In July 2021, the updated E1000 GX received its FAA type certificate, equipped with Garmin's GFC 700 autopilot and a Hartzell 5-blade composite propeller.
By the end of July, Epic expanded its service network to three facilities in the United States with a Fort Worth-based maintenance station.
By the third quarter of 2021, Epic had delivered six E1000 GX aircraft, with another 4 delivered by the end of fourth quarter.
To increase production capacity, Epic hired 175 additional staff between July and December 2021. The company delivered 80 certified planes as of 2024.

Also during 2024, Tanya Eves purchased a majority share in Epic Aircraft.

Epic announced a new model, the E1000 AX, in April 2025. Its new features include autoland technology and autothrottle and other features associated with the Garmin G1000 avionics system.

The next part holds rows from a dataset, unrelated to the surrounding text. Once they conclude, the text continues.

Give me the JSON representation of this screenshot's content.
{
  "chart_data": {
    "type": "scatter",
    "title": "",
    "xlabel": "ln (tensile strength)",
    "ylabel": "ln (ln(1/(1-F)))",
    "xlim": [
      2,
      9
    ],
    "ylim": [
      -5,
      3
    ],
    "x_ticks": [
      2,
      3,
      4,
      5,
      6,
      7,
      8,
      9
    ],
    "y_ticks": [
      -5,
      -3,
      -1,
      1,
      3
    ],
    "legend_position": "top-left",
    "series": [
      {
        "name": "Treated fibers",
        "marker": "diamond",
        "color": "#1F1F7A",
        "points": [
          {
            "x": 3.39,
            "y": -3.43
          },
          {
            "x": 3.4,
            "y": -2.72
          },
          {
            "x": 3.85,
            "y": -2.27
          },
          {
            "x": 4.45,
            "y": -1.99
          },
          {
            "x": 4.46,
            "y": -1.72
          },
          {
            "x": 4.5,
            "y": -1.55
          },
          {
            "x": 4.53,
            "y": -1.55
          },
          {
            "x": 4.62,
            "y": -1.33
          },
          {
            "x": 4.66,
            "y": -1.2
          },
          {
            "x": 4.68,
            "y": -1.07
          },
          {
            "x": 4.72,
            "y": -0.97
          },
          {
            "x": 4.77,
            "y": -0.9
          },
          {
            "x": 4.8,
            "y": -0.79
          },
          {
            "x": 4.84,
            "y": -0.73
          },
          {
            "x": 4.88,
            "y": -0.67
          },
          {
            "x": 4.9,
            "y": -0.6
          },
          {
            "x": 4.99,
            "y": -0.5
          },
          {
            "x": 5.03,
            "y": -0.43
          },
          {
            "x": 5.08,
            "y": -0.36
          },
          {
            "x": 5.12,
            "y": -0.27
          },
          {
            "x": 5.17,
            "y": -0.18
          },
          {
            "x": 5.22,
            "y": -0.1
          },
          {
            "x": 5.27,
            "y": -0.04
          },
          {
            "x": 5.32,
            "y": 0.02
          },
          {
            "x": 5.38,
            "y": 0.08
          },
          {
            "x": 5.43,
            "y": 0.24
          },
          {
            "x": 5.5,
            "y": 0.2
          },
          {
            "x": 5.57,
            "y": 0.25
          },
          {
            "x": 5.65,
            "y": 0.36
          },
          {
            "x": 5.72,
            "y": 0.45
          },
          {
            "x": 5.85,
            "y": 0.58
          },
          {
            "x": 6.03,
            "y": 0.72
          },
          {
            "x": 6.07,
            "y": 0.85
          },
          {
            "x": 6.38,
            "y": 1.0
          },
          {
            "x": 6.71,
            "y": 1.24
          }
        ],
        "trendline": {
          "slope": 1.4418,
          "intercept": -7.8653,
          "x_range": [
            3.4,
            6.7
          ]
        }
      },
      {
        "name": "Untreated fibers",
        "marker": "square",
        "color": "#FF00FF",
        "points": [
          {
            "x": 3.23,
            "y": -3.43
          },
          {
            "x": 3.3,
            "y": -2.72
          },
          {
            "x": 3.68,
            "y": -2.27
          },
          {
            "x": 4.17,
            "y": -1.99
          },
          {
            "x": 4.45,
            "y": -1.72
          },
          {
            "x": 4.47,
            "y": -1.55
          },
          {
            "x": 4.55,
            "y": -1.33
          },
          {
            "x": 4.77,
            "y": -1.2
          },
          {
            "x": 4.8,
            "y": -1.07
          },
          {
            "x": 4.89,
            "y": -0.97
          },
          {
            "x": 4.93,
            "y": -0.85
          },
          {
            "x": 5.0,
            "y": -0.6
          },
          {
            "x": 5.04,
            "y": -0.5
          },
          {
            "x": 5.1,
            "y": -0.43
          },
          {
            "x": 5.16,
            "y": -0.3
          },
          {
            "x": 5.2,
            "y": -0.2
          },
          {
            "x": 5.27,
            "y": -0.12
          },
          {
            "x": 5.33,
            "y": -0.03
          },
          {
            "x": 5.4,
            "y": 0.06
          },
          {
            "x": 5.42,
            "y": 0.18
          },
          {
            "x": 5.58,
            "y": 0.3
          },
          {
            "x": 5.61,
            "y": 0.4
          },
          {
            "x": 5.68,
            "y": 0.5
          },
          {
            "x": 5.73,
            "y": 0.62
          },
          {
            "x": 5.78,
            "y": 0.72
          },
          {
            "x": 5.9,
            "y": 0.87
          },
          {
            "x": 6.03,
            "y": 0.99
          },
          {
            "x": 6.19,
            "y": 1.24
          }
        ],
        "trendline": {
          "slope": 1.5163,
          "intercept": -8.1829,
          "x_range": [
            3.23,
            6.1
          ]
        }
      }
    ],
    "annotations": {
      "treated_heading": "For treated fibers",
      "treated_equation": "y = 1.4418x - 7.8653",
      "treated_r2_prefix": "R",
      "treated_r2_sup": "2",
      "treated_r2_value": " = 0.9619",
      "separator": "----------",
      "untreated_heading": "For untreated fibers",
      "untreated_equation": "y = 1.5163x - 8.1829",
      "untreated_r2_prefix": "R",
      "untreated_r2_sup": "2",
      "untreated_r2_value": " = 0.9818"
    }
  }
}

The E1000 AX model earned FAA certification in July 2025. The next month, Garmin's StormOptix radar received FAA certification to be installed on E1000, E1000 GX, and E1000 AX models.

==Products==
- The LT is a 6-place kit-built turbo-prop airplane, later replaced by the E1000.
- The Victory was a proposed single-engine jet project in 2007.
- The E1000 is a type certified six-place turbo-prop airplane. It is the type-certified, manufactured version of the Epic LT.
- The Escape was a proposed 92% scaled version of the Epic LT in 2007, with 4 to 6 seats.
- The Elite was a proposed twin-engine jet project, initially intended as a kit aircraft in 2008.
- The E1000 GX is a type certified single turbo-prop airplane based on the E1000. The E1000 GX replaced the E1000 as the only product Epic Aircraft is manufacturing.
- The E1000 AX, with new features, replaced the E1000 GX in April 2025.